A round-up this week’s most Festive Stories
Christmas under Attack from Penguins
An outraged church-goer today urged The Daily Mail to intensify its “Keep Christmas Safe!” campaign, which has now been going on forever, after it emerged that penguins had secretly been boycotting Midnight Mass. “I think it’s disgusting!” exclaimed the shrill-voiced woman. “Apparently these so-called penguins haven’t been regularly attending any Christian services for years.”
Funny Song about Jesus Is Used to Boost Show’s Profile
In a bid to boost the visibility of its sinking-ship chat show, “Jonathan Ross is Boring”, ITV Executives today banned a funny song about Jesus.
“Clearly something needed to be done to put this show in the public consciousness, and what better way than to record a funny song about Jesus and then ban it? It’s certainly worked.”
Cook Bernard Matthews
Animal Right-on Activists have legally challenged the naming of Christmas.

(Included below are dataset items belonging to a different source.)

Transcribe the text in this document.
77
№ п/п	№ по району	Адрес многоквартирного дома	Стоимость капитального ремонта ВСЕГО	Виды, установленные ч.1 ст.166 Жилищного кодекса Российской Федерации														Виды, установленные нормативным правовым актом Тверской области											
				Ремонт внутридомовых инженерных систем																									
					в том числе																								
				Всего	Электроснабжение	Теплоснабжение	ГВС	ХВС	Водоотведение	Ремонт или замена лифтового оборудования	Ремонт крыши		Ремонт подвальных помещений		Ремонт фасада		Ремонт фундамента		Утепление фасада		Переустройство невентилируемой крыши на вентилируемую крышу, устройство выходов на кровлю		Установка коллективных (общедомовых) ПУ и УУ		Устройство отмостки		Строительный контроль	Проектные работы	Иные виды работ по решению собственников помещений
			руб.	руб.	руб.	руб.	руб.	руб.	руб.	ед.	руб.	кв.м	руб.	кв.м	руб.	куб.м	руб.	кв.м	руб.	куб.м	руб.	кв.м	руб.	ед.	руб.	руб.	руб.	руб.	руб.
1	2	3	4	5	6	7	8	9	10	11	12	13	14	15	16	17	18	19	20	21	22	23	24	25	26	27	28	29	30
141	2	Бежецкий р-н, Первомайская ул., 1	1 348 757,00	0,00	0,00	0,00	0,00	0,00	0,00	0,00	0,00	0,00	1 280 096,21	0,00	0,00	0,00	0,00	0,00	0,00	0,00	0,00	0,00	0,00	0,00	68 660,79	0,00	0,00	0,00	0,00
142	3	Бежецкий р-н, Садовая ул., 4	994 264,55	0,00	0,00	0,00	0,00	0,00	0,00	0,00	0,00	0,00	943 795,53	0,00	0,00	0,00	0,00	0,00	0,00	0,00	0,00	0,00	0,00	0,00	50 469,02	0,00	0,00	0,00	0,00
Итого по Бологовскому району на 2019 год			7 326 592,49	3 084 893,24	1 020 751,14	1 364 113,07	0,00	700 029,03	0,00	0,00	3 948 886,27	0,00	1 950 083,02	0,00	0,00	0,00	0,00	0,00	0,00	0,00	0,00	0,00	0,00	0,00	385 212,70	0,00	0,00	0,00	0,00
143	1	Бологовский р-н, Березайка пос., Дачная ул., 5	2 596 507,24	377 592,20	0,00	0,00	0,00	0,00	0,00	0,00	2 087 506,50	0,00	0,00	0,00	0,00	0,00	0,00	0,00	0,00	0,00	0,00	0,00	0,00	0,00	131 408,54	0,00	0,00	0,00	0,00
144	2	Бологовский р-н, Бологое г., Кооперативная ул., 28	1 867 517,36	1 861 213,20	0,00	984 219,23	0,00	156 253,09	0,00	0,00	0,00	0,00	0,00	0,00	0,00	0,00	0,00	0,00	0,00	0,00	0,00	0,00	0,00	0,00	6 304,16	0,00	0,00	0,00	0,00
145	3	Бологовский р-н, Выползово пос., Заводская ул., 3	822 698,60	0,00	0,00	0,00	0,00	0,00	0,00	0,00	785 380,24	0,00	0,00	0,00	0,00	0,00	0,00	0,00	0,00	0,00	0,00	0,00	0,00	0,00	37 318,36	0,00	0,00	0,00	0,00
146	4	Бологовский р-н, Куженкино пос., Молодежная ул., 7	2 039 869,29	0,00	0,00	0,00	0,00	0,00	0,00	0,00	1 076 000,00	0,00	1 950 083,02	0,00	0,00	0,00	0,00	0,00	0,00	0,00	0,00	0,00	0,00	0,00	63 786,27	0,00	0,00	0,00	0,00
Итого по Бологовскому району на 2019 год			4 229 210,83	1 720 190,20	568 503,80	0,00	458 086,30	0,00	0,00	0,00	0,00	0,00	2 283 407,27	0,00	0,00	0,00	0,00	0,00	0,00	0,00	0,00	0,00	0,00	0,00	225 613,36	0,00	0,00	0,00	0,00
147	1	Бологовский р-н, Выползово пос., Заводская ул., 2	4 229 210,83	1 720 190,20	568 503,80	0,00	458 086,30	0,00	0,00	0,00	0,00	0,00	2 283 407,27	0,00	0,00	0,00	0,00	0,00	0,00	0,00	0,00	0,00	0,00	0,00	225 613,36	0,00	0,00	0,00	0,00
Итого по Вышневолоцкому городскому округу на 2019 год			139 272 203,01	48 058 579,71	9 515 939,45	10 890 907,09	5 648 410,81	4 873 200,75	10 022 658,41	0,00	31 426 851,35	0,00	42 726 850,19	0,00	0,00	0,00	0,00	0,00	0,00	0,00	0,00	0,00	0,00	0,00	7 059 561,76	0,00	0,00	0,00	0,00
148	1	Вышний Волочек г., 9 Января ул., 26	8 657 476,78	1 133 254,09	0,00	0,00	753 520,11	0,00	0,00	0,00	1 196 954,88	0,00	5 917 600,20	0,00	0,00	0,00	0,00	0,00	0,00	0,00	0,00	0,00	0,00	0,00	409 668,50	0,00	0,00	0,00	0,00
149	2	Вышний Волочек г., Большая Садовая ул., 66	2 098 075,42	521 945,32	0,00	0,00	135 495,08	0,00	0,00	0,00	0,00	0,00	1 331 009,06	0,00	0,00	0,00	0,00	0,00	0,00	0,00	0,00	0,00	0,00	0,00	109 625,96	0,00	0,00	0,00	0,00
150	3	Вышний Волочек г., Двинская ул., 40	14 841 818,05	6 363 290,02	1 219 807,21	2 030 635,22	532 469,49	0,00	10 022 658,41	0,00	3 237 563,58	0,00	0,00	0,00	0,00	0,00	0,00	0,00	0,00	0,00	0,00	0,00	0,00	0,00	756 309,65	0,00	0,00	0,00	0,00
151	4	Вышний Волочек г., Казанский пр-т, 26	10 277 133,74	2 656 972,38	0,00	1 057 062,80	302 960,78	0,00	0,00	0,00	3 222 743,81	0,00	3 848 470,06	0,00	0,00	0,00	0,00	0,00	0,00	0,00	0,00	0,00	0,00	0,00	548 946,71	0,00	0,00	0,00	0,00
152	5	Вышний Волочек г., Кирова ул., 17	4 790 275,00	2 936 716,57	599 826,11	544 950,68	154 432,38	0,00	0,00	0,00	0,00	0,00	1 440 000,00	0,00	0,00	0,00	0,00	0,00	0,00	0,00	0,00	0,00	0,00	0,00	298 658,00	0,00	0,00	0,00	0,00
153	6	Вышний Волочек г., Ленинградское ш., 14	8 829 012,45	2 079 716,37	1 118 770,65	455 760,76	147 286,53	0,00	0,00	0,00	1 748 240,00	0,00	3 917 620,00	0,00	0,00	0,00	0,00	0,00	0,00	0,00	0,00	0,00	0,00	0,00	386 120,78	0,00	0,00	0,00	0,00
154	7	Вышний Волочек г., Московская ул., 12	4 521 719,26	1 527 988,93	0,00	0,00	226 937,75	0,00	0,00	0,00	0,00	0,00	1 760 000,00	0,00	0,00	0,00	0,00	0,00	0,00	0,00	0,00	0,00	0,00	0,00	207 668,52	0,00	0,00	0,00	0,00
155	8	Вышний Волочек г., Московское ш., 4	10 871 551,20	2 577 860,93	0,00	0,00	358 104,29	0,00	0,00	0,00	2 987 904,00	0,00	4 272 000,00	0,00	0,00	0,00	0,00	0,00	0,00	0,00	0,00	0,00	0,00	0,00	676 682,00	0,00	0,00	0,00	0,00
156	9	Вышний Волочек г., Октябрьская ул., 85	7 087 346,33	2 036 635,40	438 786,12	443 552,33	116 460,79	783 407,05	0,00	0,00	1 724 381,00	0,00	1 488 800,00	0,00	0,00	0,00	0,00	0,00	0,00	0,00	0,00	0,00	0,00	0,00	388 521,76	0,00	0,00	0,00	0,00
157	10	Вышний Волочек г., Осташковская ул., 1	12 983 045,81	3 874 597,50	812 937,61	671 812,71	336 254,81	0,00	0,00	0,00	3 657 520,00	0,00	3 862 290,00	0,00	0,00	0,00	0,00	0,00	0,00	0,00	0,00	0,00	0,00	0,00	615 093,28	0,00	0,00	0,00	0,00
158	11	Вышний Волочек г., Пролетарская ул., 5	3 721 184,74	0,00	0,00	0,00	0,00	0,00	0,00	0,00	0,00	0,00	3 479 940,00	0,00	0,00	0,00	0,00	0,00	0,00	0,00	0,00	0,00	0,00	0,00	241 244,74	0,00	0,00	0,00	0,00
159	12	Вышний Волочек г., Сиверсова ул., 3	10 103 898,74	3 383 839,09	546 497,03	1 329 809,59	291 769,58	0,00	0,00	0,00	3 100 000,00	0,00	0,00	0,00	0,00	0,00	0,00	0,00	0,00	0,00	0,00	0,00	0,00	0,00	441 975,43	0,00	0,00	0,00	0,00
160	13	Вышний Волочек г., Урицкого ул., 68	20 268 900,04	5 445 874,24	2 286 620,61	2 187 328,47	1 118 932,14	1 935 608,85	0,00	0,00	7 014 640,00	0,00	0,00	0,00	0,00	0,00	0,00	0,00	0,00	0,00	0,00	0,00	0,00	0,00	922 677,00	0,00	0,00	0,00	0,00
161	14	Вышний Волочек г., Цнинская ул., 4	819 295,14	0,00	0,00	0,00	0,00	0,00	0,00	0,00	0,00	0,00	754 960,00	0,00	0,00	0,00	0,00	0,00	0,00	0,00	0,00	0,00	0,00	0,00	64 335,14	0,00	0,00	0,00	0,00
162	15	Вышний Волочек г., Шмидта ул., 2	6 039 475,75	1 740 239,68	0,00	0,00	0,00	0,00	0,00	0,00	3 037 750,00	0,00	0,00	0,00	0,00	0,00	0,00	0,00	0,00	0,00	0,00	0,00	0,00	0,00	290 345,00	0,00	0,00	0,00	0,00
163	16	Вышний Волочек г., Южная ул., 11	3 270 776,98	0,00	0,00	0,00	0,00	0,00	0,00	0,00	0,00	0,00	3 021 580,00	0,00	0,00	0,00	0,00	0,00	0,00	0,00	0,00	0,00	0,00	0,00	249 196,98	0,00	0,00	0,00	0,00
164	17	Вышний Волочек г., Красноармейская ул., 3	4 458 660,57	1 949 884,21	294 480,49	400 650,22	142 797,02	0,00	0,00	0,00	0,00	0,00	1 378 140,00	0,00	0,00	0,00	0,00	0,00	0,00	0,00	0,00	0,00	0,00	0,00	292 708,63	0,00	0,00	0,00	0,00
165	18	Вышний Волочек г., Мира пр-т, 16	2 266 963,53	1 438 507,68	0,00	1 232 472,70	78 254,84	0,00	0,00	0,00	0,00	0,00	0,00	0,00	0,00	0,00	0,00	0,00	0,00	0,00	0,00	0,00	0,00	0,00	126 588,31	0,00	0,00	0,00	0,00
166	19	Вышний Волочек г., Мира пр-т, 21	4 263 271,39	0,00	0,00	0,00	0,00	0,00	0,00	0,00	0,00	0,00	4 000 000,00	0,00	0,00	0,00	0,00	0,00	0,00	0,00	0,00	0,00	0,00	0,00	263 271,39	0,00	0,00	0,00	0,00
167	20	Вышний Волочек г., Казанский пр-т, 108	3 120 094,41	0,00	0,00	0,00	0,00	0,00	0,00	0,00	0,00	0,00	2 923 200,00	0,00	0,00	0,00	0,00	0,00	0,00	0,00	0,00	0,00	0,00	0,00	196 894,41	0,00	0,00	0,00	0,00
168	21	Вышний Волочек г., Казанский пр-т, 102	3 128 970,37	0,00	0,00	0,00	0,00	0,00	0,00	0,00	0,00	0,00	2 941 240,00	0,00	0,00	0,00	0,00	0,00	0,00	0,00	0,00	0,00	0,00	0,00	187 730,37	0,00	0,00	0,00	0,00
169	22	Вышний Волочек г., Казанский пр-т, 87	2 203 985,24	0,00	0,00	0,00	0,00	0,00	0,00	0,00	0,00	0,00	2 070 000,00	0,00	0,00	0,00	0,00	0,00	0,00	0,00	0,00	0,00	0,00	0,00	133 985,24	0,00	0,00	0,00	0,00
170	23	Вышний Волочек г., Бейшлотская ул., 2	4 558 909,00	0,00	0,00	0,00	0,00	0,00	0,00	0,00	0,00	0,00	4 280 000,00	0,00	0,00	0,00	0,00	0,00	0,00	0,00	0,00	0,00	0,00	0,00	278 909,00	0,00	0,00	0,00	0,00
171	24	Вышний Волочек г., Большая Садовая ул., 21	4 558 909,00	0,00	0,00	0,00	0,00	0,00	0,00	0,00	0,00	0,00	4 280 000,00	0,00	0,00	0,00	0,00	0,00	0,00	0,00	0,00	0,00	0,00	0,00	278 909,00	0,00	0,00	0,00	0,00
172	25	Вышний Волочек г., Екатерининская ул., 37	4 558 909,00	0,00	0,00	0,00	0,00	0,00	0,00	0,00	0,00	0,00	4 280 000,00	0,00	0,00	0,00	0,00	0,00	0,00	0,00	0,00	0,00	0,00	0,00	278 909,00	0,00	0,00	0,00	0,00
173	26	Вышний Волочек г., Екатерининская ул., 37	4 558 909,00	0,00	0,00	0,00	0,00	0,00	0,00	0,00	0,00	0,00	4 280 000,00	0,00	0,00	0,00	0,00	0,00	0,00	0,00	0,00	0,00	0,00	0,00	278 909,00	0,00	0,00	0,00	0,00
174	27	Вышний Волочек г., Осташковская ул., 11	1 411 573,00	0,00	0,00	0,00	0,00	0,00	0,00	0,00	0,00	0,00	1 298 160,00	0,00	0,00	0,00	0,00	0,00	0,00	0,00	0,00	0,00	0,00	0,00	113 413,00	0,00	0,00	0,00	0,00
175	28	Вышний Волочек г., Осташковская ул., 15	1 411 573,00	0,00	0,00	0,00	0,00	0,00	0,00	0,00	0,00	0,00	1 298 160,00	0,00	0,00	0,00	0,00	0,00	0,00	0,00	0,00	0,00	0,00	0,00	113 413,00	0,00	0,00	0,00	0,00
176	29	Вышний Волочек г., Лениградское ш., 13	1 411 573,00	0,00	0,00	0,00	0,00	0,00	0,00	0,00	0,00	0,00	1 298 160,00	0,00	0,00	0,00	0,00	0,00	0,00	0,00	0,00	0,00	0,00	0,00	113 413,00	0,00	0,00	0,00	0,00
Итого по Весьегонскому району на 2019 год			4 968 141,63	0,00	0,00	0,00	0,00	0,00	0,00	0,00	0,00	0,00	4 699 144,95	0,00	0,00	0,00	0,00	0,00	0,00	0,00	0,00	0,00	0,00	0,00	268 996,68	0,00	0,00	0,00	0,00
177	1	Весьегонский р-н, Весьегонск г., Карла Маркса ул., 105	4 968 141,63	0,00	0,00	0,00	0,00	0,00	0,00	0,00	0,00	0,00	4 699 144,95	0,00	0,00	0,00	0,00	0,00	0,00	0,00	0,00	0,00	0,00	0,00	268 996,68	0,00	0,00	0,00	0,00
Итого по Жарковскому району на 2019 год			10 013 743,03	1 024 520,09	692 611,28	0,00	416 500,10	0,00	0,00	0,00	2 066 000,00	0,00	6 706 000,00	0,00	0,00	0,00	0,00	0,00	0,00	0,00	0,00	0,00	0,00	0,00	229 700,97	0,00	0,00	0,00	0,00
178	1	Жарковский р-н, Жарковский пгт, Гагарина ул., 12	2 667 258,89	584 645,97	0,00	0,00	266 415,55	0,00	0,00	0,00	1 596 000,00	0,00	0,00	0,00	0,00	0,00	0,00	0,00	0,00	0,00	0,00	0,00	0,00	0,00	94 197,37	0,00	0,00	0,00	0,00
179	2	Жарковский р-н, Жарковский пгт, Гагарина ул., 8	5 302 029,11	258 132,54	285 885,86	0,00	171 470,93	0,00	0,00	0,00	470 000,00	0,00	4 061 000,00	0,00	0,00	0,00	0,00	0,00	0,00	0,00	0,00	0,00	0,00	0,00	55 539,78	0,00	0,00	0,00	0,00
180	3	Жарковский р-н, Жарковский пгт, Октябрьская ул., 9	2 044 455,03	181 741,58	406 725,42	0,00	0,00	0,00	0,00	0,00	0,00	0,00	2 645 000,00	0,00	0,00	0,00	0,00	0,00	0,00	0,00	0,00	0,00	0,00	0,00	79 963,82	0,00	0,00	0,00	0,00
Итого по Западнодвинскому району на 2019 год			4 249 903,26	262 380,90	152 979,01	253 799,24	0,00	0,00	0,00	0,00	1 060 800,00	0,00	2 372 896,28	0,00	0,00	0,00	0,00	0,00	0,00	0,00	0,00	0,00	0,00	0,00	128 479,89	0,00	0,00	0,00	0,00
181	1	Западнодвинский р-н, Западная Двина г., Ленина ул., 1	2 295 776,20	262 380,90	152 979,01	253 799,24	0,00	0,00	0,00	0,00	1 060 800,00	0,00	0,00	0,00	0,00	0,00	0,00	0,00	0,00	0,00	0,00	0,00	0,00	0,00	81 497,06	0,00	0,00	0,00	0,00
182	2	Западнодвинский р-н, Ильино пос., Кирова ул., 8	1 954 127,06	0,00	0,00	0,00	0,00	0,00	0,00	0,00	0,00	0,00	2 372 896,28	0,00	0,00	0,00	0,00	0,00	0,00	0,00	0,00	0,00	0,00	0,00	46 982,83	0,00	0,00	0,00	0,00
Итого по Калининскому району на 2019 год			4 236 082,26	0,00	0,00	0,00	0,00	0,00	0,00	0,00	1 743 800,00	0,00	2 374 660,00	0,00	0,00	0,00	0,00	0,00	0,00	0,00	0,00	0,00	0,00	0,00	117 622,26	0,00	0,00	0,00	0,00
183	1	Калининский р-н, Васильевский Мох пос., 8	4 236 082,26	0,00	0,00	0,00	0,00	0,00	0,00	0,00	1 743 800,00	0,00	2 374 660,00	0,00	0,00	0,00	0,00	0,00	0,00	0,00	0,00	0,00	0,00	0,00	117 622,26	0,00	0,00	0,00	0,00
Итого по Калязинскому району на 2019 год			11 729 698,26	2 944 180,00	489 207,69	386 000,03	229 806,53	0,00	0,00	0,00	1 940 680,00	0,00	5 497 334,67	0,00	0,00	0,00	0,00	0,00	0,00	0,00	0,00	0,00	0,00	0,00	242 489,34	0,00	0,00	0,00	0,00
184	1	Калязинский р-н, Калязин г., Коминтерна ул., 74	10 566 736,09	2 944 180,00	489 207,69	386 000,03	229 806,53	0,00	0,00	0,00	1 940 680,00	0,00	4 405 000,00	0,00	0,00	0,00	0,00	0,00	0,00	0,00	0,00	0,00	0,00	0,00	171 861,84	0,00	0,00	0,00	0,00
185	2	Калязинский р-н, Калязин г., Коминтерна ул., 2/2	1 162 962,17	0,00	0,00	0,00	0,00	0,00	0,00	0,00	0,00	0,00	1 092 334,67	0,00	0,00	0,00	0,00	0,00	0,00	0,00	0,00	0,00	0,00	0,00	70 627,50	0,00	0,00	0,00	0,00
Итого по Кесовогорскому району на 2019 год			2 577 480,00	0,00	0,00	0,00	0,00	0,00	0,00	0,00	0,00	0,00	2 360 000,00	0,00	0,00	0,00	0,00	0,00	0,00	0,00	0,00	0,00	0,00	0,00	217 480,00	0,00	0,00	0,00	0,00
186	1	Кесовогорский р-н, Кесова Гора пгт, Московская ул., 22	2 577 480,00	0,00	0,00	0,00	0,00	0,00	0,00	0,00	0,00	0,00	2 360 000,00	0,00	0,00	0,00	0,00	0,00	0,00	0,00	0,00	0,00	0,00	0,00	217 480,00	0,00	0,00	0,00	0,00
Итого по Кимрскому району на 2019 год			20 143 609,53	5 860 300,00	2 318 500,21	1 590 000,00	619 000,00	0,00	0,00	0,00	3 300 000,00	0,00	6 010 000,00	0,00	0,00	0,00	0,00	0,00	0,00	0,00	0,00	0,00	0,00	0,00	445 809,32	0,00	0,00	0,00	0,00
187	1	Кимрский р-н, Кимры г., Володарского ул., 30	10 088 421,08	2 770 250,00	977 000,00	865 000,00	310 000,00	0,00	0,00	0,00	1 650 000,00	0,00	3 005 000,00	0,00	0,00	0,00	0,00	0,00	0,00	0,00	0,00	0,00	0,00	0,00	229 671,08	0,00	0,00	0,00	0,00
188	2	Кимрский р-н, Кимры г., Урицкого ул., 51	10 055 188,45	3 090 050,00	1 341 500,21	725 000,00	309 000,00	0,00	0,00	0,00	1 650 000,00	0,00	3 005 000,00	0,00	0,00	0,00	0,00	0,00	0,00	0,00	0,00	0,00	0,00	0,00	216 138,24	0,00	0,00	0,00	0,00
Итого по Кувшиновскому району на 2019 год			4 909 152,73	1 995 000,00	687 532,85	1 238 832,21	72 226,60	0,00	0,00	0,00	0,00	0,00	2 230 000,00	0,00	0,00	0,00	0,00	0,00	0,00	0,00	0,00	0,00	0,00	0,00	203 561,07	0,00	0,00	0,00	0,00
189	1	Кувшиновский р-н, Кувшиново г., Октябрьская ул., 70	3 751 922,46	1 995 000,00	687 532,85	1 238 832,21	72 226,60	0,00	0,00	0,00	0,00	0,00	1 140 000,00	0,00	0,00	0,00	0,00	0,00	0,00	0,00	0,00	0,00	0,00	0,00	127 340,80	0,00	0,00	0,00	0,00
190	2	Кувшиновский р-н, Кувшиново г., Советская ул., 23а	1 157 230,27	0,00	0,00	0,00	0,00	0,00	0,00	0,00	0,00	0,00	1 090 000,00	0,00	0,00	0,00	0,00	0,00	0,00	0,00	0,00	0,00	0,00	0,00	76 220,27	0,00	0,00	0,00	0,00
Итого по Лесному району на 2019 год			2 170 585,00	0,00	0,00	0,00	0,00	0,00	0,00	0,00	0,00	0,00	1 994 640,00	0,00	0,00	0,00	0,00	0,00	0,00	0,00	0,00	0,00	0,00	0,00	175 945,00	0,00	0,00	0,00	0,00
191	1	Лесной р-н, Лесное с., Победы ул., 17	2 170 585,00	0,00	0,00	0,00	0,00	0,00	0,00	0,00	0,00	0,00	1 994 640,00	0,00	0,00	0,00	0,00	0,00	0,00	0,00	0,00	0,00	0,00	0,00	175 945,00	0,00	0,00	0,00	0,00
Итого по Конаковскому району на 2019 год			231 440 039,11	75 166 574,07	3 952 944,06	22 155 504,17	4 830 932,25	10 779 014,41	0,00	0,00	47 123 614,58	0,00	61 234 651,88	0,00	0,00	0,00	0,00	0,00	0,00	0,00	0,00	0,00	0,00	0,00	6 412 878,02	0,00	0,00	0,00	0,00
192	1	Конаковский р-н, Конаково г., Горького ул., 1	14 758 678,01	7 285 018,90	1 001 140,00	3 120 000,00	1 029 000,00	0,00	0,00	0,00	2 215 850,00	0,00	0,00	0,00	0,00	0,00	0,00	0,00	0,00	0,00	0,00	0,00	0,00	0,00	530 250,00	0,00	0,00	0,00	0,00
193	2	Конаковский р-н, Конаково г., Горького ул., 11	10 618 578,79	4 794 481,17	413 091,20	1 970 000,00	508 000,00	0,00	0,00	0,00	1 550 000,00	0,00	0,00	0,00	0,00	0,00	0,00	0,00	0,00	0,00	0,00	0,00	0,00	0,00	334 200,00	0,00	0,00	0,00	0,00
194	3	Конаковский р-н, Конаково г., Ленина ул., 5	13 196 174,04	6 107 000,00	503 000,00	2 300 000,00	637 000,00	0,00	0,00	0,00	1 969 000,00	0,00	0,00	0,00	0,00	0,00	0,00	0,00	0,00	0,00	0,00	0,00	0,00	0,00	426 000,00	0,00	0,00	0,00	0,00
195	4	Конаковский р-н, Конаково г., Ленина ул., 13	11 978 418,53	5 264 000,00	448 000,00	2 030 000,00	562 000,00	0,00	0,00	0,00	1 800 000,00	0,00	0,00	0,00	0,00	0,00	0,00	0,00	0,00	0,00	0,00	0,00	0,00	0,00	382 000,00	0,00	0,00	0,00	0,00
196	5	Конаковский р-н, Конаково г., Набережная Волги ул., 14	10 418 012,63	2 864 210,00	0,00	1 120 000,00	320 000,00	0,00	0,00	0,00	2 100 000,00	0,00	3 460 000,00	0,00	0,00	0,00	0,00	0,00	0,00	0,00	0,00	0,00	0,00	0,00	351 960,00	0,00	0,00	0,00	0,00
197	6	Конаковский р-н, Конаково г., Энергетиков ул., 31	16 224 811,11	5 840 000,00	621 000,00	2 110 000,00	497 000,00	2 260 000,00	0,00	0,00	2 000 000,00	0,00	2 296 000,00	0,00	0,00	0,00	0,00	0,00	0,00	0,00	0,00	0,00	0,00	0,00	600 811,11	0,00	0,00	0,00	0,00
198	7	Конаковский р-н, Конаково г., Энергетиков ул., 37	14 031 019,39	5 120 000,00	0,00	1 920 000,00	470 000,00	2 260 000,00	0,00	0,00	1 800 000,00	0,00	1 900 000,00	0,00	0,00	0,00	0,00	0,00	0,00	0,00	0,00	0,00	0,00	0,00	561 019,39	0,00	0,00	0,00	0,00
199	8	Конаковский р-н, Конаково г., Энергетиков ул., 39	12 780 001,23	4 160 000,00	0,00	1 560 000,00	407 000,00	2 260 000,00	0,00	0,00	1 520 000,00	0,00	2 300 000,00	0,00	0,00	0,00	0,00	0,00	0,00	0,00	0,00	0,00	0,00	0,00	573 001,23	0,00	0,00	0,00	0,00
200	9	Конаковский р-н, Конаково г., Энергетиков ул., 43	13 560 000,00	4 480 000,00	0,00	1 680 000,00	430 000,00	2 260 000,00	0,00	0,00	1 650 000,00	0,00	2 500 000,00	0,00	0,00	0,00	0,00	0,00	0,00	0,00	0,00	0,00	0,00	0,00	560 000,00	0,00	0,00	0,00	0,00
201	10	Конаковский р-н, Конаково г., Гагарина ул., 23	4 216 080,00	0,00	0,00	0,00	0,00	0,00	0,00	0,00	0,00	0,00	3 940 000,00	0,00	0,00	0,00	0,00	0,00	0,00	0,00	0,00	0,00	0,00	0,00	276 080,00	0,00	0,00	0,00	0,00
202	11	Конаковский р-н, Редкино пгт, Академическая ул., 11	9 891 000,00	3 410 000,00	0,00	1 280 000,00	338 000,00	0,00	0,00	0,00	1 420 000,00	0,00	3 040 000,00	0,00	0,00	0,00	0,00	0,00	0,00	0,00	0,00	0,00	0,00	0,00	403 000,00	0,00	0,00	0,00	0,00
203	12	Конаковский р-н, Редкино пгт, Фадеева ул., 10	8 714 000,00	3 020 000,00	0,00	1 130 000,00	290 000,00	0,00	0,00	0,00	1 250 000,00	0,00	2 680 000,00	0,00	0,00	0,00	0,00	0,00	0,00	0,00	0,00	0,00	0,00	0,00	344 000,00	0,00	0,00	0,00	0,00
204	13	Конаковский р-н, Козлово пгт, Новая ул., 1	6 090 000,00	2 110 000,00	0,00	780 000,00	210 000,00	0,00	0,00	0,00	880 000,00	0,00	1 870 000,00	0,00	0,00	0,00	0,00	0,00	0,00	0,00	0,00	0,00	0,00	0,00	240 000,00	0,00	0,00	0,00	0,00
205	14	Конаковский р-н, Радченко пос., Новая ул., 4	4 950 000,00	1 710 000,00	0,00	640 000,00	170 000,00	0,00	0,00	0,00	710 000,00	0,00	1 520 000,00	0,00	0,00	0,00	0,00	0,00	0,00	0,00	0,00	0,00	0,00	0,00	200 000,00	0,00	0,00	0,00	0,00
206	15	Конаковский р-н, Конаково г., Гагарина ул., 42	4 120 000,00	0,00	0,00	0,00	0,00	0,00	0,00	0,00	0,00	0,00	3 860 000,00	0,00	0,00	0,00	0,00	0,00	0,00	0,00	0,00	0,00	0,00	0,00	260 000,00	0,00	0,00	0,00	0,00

Speaking outside the High Court in London, a scruffy looking oik remarked, “No-one knows what ‘Christmas’ means anymore, and only Catholics are aware of what the suffix ‘-mas’ means." Turkey Murder Month, as it may well be called next year if the activists have their way, is not expected to affect Turkey’s proposed entry into the EU, “as they tend to eat kebabs at Christmas time out there.”
Something to warm the cockerels. How lovely is that?